Source linked

Foresight يمنح الروبوتات أبعاداً عن الترقية، تزايد النجاح 37٪

برنامج VLM في وقت الاختبار الذي يتناقض مع خطواته الخاصة قبل التحرك يزيد من نجاح الملاحة بنسبة 37٪ ويقلل من التدخل البشري إلى النصف في Jetson AGX Orin.

foresightvlmsut austinrobot navigationtest time reasoningreinforcement learning

37% higher success rate and 52% fewer human interventions—that’s what Foresight delivers over state-of-the-art test-time reasoning and foundation-model baselines for mapless navigation from sparse language instructions. And it runs in real-time on a Jetson AGX Orin.

Why Sparse Language Navigation Stalls Without Iterative Reasoning

Open-world mapless navigation has a nasty problem: underspecified goals like “go to the loading dock” leave robots guessing which clues—ramps, signs, detours—actually matter. Prior work either relied on known, closed-set factors or identified cues before motion planning, missing plan-dependent clues. Foresight sidesteps that by making a finetuned VLM alternate between proposing image-space motion plans and critiquing them against the language goal and visual context. Each subsequent plan is conditioned on prior critiques, so the robot refines its motion before taking a step.

RL from Human Feedback Aligns the Critiques

Learning what makes a good critique isn’t trivial. The UT Austin team trained a reward model from human feedback, then used reinforcement learning to post-train the VLM inside the plan-critique loop. That loop—propose, critique, refine, repeat—teaches the model to favor open-set behavior preferences that generalize beyond closed factor categories. No need to enumerate every possible ramp or sign.
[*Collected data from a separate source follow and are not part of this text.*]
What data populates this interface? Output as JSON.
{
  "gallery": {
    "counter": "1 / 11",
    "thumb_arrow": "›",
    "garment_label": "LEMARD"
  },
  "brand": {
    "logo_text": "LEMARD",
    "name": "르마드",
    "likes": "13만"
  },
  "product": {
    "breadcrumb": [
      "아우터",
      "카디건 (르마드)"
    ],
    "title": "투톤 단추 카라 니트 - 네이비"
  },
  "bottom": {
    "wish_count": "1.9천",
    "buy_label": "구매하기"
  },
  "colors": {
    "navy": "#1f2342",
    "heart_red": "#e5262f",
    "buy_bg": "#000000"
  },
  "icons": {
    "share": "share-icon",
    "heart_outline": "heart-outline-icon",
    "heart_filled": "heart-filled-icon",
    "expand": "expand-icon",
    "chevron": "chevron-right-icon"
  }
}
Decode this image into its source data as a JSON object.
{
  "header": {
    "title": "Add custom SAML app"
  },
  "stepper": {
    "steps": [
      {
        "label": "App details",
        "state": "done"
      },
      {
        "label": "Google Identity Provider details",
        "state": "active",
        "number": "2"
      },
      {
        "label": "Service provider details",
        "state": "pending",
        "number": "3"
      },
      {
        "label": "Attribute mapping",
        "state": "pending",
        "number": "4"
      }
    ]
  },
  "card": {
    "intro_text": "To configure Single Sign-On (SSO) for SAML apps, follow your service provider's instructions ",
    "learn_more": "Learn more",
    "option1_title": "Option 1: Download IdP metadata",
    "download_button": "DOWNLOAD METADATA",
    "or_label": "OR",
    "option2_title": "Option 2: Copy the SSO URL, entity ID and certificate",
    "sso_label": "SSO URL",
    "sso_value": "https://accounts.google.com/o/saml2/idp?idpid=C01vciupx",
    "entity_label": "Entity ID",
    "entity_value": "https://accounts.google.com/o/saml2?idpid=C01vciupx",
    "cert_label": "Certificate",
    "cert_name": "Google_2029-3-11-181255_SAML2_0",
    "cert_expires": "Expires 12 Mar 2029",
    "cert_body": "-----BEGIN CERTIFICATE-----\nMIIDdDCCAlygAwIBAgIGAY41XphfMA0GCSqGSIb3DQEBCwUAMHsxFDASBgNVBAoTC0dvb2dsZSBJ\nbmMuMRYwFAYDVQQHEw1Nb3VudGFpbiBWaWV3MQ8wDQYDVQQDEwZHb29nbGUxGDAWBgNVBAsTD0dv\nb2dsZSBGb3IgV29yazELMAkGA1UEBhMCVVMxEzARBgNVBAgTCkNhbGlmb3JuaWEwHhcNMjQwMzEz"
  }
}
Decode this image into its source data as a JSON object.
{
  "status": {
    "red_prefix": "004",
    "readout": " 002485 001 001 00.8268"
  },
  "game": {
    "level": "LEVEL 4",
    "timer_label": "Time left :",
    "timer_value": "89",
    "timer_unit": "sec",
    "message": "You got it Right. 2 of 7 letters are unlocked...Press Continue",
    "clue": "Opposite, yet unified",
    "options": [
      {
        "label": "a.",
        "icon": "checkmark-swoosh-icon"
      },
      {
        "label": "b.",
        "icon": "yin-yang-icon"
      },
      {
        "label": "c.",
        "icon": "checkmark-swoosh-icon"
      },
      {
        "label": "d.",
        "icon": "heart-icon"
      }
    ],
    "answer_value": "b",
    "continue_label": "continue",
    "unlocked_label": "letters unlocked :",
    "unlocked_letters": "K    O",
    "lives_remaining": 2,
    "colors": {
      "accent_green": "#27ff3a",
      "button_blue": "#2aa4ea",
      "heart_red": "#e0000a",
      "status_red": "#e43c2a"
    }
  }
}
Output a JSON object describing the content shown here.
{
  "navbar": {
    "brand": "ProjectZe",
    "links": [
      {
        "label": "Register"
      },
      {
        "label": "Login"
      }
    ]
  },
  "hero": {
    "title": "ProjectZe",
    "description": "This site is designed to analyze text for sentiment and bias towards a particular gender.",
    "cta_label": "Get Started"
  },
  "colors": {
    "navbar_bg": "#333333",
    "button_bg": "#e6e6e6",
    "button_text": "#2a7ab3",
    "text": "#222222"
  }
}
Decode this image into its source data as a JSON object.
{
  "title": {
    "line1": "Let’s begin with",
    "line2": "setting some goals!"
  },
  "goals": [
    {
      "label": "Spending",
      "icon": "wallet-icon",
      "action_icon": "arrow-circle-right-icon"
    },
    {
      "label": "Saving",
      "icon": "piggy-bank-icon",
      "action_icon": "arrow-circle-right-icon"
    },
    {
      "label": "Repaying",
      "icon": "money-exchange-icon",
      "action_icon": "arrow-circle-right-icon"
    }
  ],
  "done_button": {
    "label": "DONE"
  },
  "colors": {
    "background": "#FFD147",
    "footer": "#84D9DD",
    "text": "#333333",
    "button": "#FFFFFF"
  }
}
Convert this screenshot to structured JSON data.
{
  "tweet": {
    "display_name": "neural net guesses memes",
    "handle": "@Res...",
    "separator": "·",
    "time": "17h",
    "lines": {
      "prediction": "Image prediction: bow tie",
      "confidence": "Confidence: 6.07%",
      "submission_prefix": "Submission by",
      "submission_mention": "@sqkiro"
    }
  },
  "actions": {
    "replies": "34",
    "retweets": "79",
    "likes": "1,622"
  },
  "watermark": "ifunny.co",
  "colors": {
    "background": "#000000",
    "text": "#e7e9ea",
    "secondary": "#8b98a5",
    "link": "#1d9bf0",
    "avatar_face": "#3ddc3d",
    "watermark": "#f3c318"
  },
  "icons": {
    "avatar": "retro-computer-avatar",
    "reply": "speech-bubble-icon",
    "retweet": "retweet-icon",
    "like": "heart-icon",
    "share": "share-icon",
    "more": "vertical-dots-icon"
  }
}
Real-World Validation: Six Environments, One Board

Foresight’s offline evaluations and tests across six real-world environments stack up cleanly against baselines: 37% improvement in average task success, 52% reduction in interventions per mission. The system runs on a Jetson AGX Orin at real-time rates, which means the compute fits on a mobile robot without a rack. Code, data, and training details are promised for release, giving the field a concrete test-time reasoning recipe for robot motion refinement.

Foresight turns a static pre-trained VLM into an agent that argues with itself before moving—and that self-critique cycle is what makes the difference between rolling into a wall and finding the loading dock.


Source: Foresight: Iterative Reasoning About Clues that Matter for Navigation
Domain: arxiv.org

Read original source ->

External source stays available while the OJO article and comment thread stay local.

Comments load interactively on the live page.